D'après nos deux auteurs, règlements de comptes et vengeances personnelles semblent donc avoir été les motifs principaux de cette campagne. Pourtant, Sallengre souligne que la portée de cette cabale dépasse la personnalité qui en est l'objet, et le pose ainsi en «victime» d'une joute littéraire dont nombre d'écrivains de ce siècle étaient friands. Il hésite lui-même dans son jugement sur Montmaur et relate quelques témoignages biographiques contradictoires. Certains le présentent sous un aspect plutôt avantageux, d'autres plus nombreux sont bien moins laudatifs :
Le Professeur Mommor aimoit à faire bonne chère aux dépens d'autrui. Il s'étoit donné entrée chez tous les Grands qui tenoient table ouverte, par quelques bons mots Grecs et Latins qu'il leur debitoit pour son Ecot. Après avoir bien bû et mangé, pour divertir ses hôtes, il se mettoit à médire de tous les Savans, tant vivans que morts. Et il n'y en avoit pas un qui n'eût un coup de dent.

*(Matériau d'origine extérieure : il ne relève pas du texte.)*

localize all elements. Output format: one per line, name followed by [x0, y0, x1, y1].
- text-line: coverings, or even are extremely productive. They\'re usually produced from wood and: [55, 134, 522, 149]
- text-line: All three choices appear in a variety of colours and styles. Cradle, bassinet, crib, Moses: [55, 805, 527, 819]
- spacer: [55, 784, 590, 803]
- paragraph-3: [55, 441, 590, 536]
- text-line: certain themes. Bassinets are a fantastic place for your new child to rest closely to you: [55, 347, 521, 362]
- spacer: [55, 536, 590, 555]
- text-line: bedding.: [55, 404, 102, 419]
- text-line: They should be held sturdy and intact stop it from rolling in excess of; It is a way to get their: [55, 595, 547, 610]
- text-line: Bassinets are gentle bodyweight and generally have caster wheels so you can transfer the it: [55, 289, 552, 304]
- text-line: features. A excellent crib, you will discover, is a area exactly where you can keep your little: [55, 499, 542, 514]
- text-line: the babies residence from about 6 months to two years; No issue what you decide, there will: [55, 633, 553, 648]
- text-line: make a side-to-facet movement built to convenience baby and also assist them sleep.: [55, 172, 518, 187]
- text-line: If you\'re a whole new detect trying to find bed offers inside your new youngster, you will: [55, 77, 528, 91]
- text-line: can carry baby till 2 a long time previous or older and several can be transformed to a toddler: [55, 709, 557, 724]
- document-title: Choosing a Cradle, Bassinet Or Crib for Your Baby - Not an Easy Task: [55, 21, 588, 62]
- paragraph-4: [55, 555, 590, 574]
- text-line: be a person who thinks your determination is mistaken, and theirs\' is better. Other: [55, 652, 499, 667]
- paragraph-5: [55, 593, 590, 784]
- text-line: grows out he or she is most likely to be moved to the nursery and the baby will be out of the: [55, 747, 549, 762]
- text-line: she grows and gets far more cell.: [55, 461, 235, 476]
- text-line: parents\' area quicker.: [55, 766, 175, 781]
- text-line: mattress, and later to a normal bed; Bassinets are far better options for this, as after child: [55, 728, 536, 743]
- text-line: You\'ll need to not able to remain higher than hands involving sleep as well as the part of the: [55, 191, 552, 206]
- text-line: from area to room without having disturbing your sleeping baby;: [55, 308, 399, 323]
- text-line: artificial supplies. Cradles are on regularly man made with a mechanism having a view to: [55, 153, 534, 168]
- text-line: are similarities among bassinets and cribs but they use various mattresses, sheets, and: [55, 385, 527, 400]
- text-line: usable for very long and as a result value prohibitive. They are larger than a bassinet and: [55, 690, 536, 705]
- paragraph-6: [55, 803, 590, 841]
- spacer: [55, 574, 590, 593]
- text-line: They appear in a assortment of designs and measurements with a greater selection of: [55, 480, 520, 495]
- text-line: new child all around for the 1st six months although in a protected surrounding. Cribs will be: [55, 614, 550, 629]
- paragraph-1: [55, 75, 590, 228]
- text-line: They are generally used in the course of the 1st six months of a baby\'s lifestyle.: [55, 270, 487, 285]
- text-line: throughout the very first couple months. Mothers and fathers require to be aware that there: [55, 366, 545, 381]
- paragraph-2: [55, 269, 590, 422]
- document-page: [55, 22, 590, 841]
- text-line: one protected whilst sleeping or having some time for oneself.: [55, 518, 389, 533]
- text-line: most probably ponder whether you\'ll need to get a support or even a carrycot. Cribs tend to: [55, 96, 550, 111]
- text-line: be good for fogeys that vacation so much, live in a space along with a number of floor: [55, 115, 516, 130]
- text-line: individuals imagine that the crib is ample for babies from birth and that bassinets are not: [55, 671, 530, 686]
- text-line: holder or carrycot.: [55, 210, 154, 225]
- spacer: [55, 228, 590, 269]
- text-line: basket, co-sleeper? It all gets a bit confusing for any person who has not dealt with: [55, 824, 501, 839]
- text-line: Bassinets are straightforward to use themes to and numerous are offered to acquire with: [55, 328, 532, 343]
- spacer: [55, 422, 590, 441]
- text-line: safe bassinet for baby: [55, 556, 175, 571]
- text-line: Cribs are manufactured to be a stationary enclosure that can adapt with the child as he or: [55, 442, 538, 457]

Si le comportement social est un des premiers ridicules dénoncés chez le professeur de grec, les écrivains engagés dans la cabale et cités par Sallengre placent aussi la satire sur le plan intellectuel :
Tous les auteurs, qui ont fait mention de Montmaur, lui rendent des témoignages fort avantageux sut son esprit et sur son érudition. On n'en voit pas néanmoins des marques dans les Petits Ouvrages qui nous restent de lui.
Grief de nouveau illustré un peu plus loin avec une citation de Bayle :
Il faut croire, continue Bayle, que Montmaut expérimenta, comme quelques autres, qu'il y a infiniment moins de peine à bien discourir sur le champ, qu'à composer un bon livre.